Hi Michelle, the world is not just black and white, but I like to call black - black, and white - white.

Dentistry in the nhs has hit rock bottom. Dentists do not want to do nhs work. They can make a comfortable living from paying customers.

NHS patients receive inadequate treatment. Dentists consider nhs patients a lost cause, they are happy to let them lose their teeth and offer them dentures. That is not a solution - that is criminal medical negligence.

And when they are referred to NHS hospitals because of complications, the Consultants instead of being appalled by the poor quality of treatment and obvious late intervention - will further cover up the crime and remove more teeth.

There is no excuse for dental loss in this day & age except greed and incompetence by dentists.
Regardless of personal responsibility for oral hygiene, teeth in a bad state of disrepair are evidence & proof of poor dentistry. No pastient refuses good dentistry, no patient refuses painless treatment - no patient wants to lose his teeth unless he's been convinced that it is the only remedy available to his pain or dilemma ...

Hip surgery is exactly the same, except surgeons are more willing to do nhs hip surgery ... but the incentive is still to keep waiting lists high - so that people in desperation will pay the higher costs of private surgery or demand the nhs offer them private surgery.

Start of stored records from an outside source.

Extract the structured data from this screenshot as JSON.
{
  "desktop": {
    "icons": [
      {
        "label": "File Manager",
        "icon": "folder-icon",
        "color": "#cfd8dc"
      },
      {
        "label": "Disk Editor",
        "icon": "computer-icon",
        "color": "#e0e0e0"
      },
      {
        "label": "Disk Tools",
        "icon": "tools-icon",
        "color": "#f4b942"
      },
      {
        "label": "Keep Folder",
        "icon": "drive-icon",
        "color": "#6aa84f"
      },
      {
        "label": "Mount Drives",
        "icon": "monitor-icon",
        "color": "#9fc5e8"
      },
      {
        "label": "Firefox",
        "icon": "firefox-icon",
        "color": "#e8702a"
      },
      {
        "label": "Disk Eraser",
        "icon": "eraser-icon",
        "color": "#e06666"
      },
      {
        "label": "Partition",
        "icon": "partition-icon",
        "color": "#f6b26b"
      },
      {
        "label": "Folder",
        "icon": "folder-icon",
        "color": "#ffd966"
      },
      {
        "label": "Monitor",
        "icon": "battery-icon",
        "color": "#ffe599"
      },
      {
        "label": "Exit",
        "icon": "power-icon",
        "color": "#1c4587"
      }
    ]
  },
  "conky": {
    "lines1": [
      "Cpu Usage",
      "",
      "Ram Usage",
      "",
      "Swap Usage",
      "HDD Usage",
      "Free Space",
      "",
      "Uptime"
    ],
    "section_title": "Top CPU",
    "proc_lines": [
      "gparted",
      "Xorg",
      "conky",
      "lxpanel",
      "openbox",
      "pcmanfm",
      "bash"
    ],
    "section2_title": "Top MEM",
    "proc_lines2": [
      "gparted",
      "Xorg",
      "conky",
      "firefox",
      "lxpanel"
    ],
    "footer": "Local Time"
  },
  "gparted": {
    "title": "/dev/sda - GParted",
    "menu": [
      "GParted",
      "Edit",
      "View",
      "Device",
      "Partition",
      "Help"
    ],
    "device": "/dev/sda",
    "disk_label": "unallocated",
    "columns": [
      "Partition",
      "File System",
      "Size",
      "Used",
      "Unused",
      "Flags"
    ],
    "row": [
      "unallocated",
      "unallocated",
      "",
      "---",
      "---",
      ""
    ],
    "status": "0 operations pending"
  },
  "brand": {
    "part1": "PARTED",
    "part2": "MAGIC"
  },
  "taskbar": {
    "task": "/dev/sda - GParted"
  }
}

And if it were 'guaranteed' to be high quality surgery - I might even overlook the corruption in the system. But the quality of the surgery and the skills of the surgeon still leave much to be desired.

They are overpaid.
We need to train more surgeons, and more surgeons able to meet higher expectations. I cannot accept that in health care, surgery or even dentistry we should settlefor less. Being pragmatic is a slippery slope which enables surgery & dentistry of such poor quality to be provided to patients in pain & desperation - where anything is better than nothing.
Until we grab this bull by the horns, we are really just dancing around the real issue, in the hope than some miracle drug or magic bullet can be prescribed to patients by highly paid (overpaid) consultants surgeons & specialists
Who really want the money, but would rather not have to meet the patient.

And bringing in the issues of young doctors working long hours for low (relatively speaking) only serves to disguise where the REAL problem lies in the nhs ...
Overpaid, unsympathetic Consultants surgeons and specialists with an incentive to keep waiting lists high.

This is no longer a minority giving the majority a bad name. This is endemic - they are the minority in the health care profession around who the rest of the health system is working.

Unless we start here, we are just tinkering & blowing bubbles, and Gerry Anderson and the Chief Executive of Rotherham know it too.
The BMA is not fit to self-regulate, nor is the BDA, nor is The Royal College of Surgeons.

Vicky Ford said...

Thank you Michelle - Gerry has certainly got people thinking and that can only good. Ive added a link from my blog.